Für die Lehrperson an sich ist es also unerlässlich und gleichsam eine Bedingung für den Unterricht, das Verständnis von Selbsttätigkeit zu klären. Schüler/innenäußerungen gewinnen zunehmend an Bedeutung, können aber nicht als alleiniges Instrument zur Feststellung der Entwicklung und zur Leistungsfeststellung herangezogen werden.

Zielvorgaben und strukturierter Unterricht sind nach wie vor pädagogisch sinnvoll, um den individuellen Lernfortschritt der Schüler/innen auch inhaltlich zu überblicken und zu dokumentieren. Beim Erlernen neuer mathematischer Inhalte brauchen die Schüler/innen die Möglichkeit, dieses neue Wissen strukturiert einzuordnen, um in weiterer Folge die erworbenen Kompetenzen in komplexeren Zusammenhängen wieder abrufen zu können.

Dieses Wechselspiel von Strukturierung und Selbstständigkeit ist die pädagogische Herausforderung an die Lehrer/innen. Ob die Strukturierung dabei vorher, nachher oder während des Unterrichts erfolgt, bleibt offen. In der selbstständigen Auseinandersetzung mit den mathematischen Problemsetzungen erfahren die Schüler/innen ihre eigenen Möglichkeiten, stoßen aber auch an ihre eigenen Grenzen. Durch den anschließenden Austausch mit anderen wird der eigene Horizont erweitert. Dies setzt ein gemeinsames sprachliches Verständnis voraus, wobei im Mathematikunterricht konkret die Chance

besteht, anhand der gemeinsamen mathematischen Sprache und einer einheitlichen mathematischen Begrifflichkeit gemeinsames Basiswissen zu erkennen, zu entwickeln und zu fördern (vgl. RUF & GALLIN 2010).

Das Alltagswissen der Schüler/innen ist in sprachlicher Hinsicht meist in ausreichender Form vorhanden bzw. kann vor allem in der Volksschule gut entwickelt werden. Probleme haben die Schüler/innen in den meisten Fällen beim Verstehen der Texte in Sachaufgaben oder komplexeren Anleitungen. Darauf muss der Mathematikunterricht entsprechend reagieren und vermehrt daran ansetzen, diese Problempunkte gezielt mit den Schüler/innen zu bearbeiten. Die Verwendung mathematischer Fachausdrücke ist in diesem Zusammenhang durchaus erwünscht und gefordert, bedingt aber entsprechender Behandlung im Unterricht.

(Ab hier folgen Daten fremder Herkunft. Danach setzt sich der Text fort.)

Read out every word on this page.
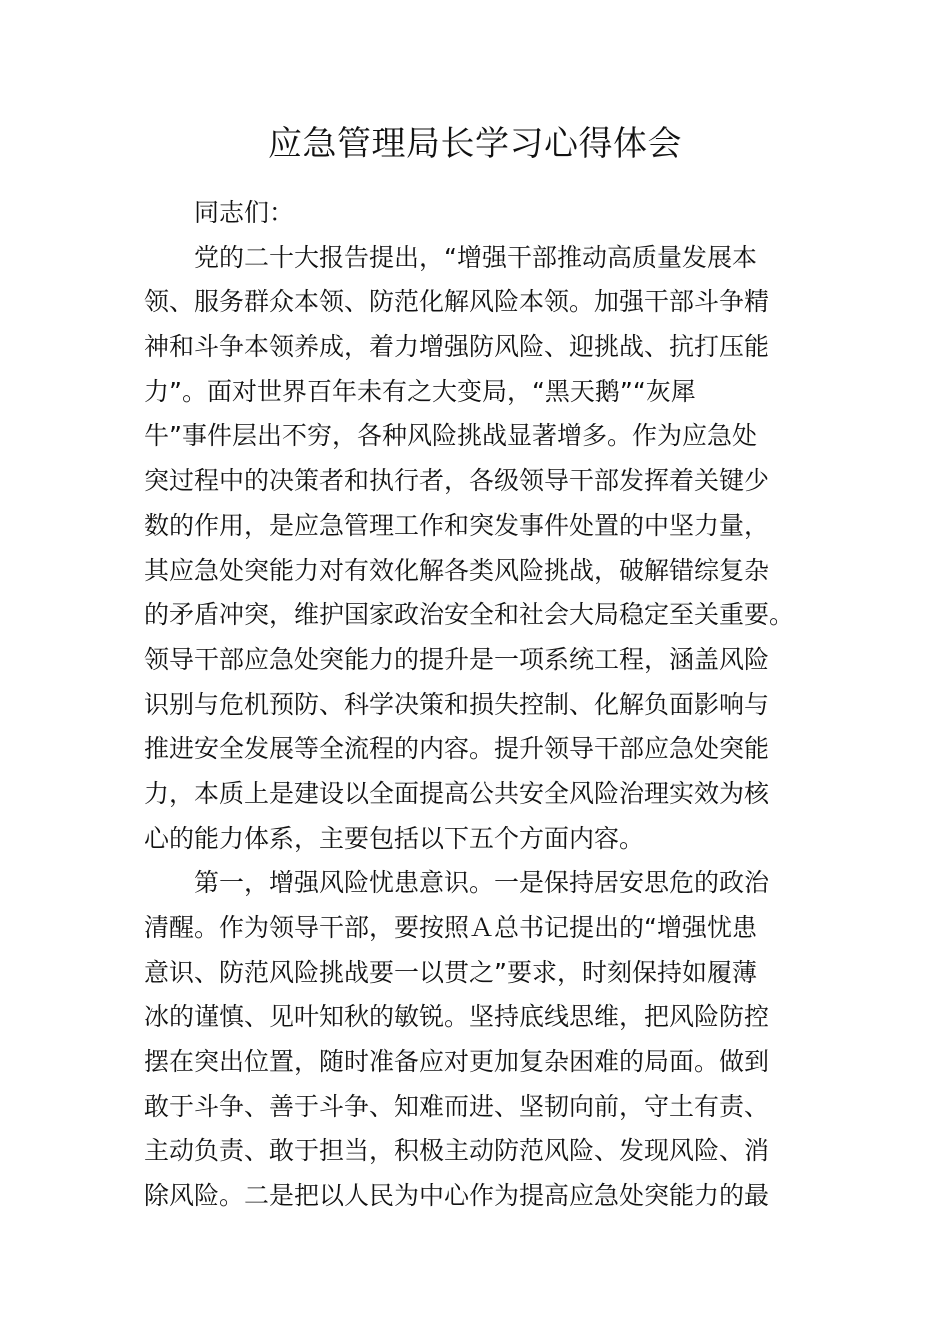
应急管理局长学习心得体会
同志们：
党的二十大报告提出，“增强干部推动高质量发展本
领、服务群众本领、防范化解风险本领。加强干部斗争精
神和斗争本领养成，着力增强防风险、迎挑战、抗打压能
力”。面对世界百年未有之大变局，“黑天鹅”“灰犀
牛”事件层出不穷，各种风险挑战显著增多。作为应急处
突过程中的决策者和执行者，各级领导干部发挥着关键少
数的作用，是应急管理工作和突发事件处置的中坚力量，
其应急处突能力对有效化解各类风险挑战，破解错综复杂
的矛盾冲突，维护国家政治安全和社会大局稳定至关重要。
领导干部应急处突能力的提升是一项系统工程，涵盖风险
识别与危机预防、科学决策和损失控制、化解负面影响与
推进安全发展等全流程的内容。提升领导干部应急处突能
力，本质上是建设以全面提高公共安全风险治理实效为核
心的能力体系，主要包括以下五个方面内容。
第一，增强风险忧患意识。一是保持居安思危的政治
清醒。作为领导干部，要按照Ａ总书记提出的“增强忧患
意识、防范风险挑战要一以贯之”要求，时刻保持如履薄
冰的谨慎、见叶知秋的敏锐。坚持底线思维，把风险防控
摆在突出位置，随时准备应对更加复杂困难的局面。做到
敢于斗争、善于斗争、知难而进、坚韧向前，守土有责、
主动负责、敢于担当，积极主动防范风险、发现风险、消
除风险。二是把以人民为中心作为提高应急处突能力的最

Dasselbe gilt für sprachliche Anforderungen bezogen auf allgemeine Formulierungen, die aber für das Verständnis mathematischer Problemstellungen unbedingt erforderlich sind.

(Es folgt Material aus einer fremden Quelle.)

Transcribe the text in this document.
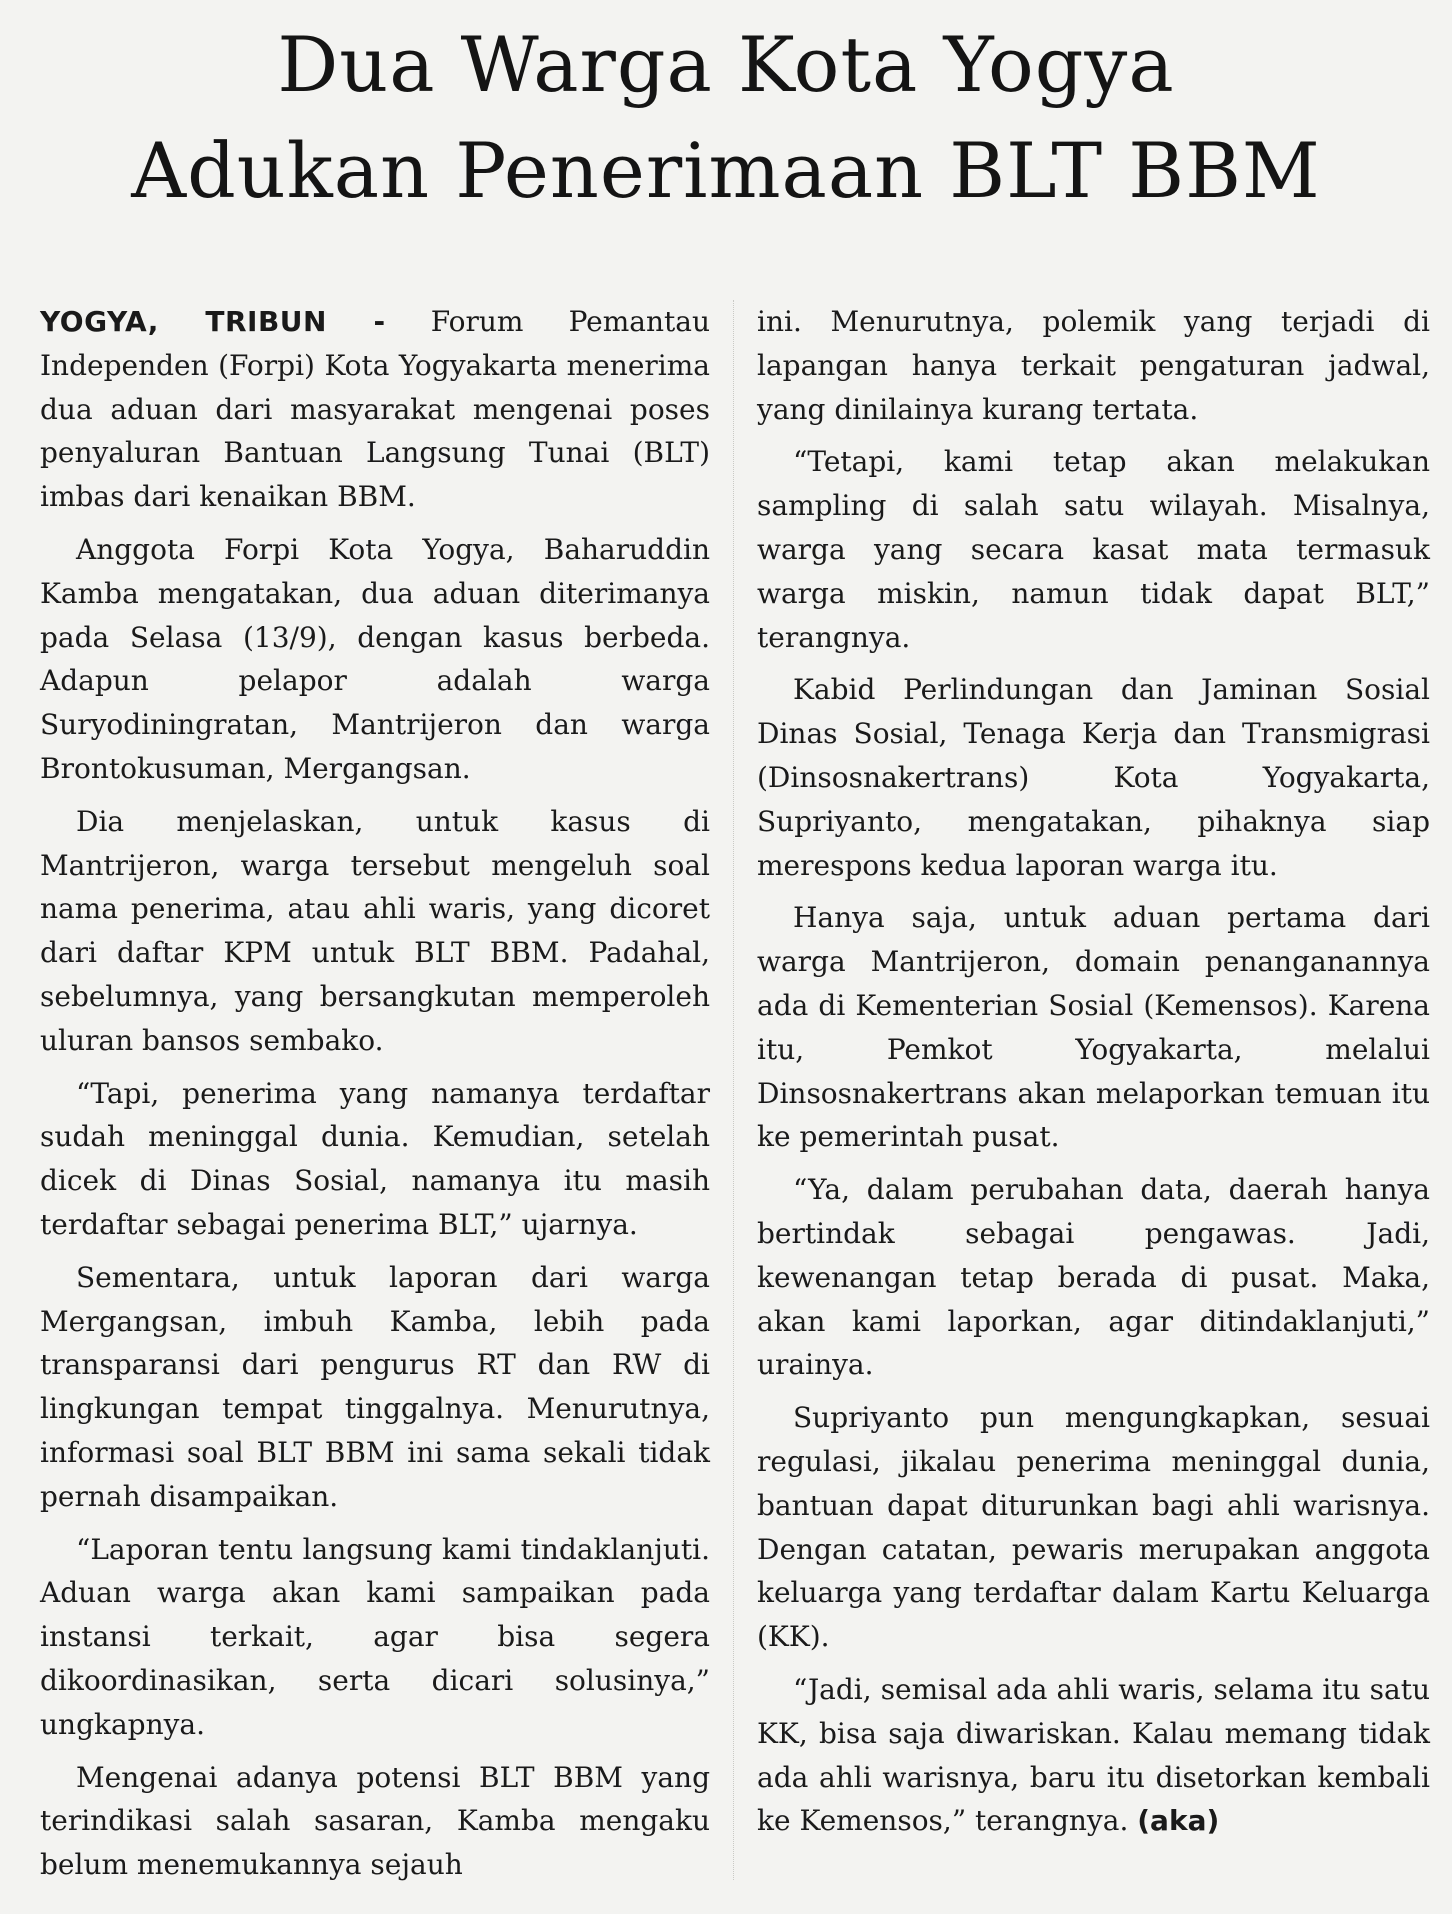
Dua Warga Kota Yogya
Adukan Penerimaan BLT BBM

YOGYA, TRIBUN - Forum Pemantau Independen (Forpi) Kota Yogyakarta menerima dua aduan dari masyarakat mengenai poses penyaluran Bantuan Langsung Tunai (BLT) imbas dari kenaikan BBM.

Anggota Forpi Kota Yogya, Baharuddin Kamba mengatakan, dua aduan diterimanya pada Selasa (13/9), dengan kasus berbeda. Adapun pelapor adalah warga Suryodiningratan, Mantrijeron dan warga Brontokusuman, Mergangsan.

Dia menjelaskan, untuk kasus di Mantrijeron, warga tersebut mengeluh soal nama penerima, atau ahli waris, yang dicoret dari daftar KPM untuk BLT BBM. Padahal, sebelumnya, yang bersangkutan memperoleh uluran bansos sembako.

“Tapi, penerima yang namanya terdaftar sudah meninggal dunia. Kemudian, setelah dicek di Dinas Sosial, namanya itu masih terdaftar sebagai penerima BLT,” ujarnya.

Sementara, untuk laporan dari warga Mergangsan, imbuh Kamba, lebih pada transparansi dari pengurus RT dan RW di lingkungan tempat tinggalnya. Menurutnya, informasi soal BLT BBM ini sama sekali tidak pernah disampaikan.

“Laporan tentu langsung kami tindaklanjuti. Aduan warga akan kami sampaikan pada instansi terkait, agar bisa segera dikoordinasikan, serta dicari solusinya,” ungkapnya.

Mengenai adanya potensi BLT BBM yang terindikasi salah sasaran, Kamba mengaku belum menemukannya sejauh

ini. Menurutnya, polemik yang terjadi di lapangan hanya terkait pengaturan jadwal, yang dinilainya kurang tertata.

“Tetapi, kami tetap akan melakukan sampling di salah satu wilayah. Misalnya, warga yang secara kasat mata termasuk warga miskin, namun tidak dapat BLT,” terangnya.

Kabid Perlindungan dan Jaminan Sosial Dinas Sosial, Tenaga Kerja dan Transmigrasi (Dinsosnakertrans) Kota Yogyakarta, Supriyanto, mengatakan, pihaknya siap merespons kedua laporan warga itu.

Hanya saja, untuk aduan pertama dari warga Mantrijeron, domain penanganannya ada di Kementerian Sosial (Kemensos). Karena itu, Pemkot Yogyakarta, melalui Dinsosnakertrans akan melaporkan temuan itu ke pemerintah pusat.

“Ya, dalam perubahan data, daerah hanya bertindak sebagai pengawas. Jadi, kewenangan tetap berada di pusat. Maka, akan kami laporkan, agar ditindaklanjuti,” urainya.

Supriyanto pun mengungkapkan, sesuai regulasi, jikalau penerima meninggal dunia, bantuan dapat diturunkan bagi ahli warisnya. Dengan catatan, pewaris merupakan anggota keluarga yang terdaftar dalam Kartu Keluarga (KK).

“Jadi, semisal ada ahli waris, selama itu satu KK, bisa saja diwariskan. Kalau memang tidak ada ahli warisnya, baru itu disetorkan kembali ke Kemensos,” terangnya. (aka)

Es ist also für den/die Lehrer/in wieder unumgehbar sowohl fachliches als auch sprachliches Wissen und Können im Unterricht zu entwickeln und zu fördern, wenn sprachliches Wissen nicht als Voraussetzung gegeben ist. Dazu bedarf es eines veränderten Bildes von Professionalität im Lehrberuf sowie einiger brauchbarer neuer Konzepte und Materialien.

Nicht zuletzt aber ist es wieder ein Aufruf an die Bildungspolitik, den Lehrer/innen strukturell und institutionell unterstützend unter die Arme zu greifen und durch entsprechende personelle Ressourcen vermehrt Chancen einzuräumen, mit den Schüler/innen im Unterricht allgemeine sprachliche (mathematische) Kompetenzen ebenso zu entwickeln wie inhaltliche mathematische Kompetenzen.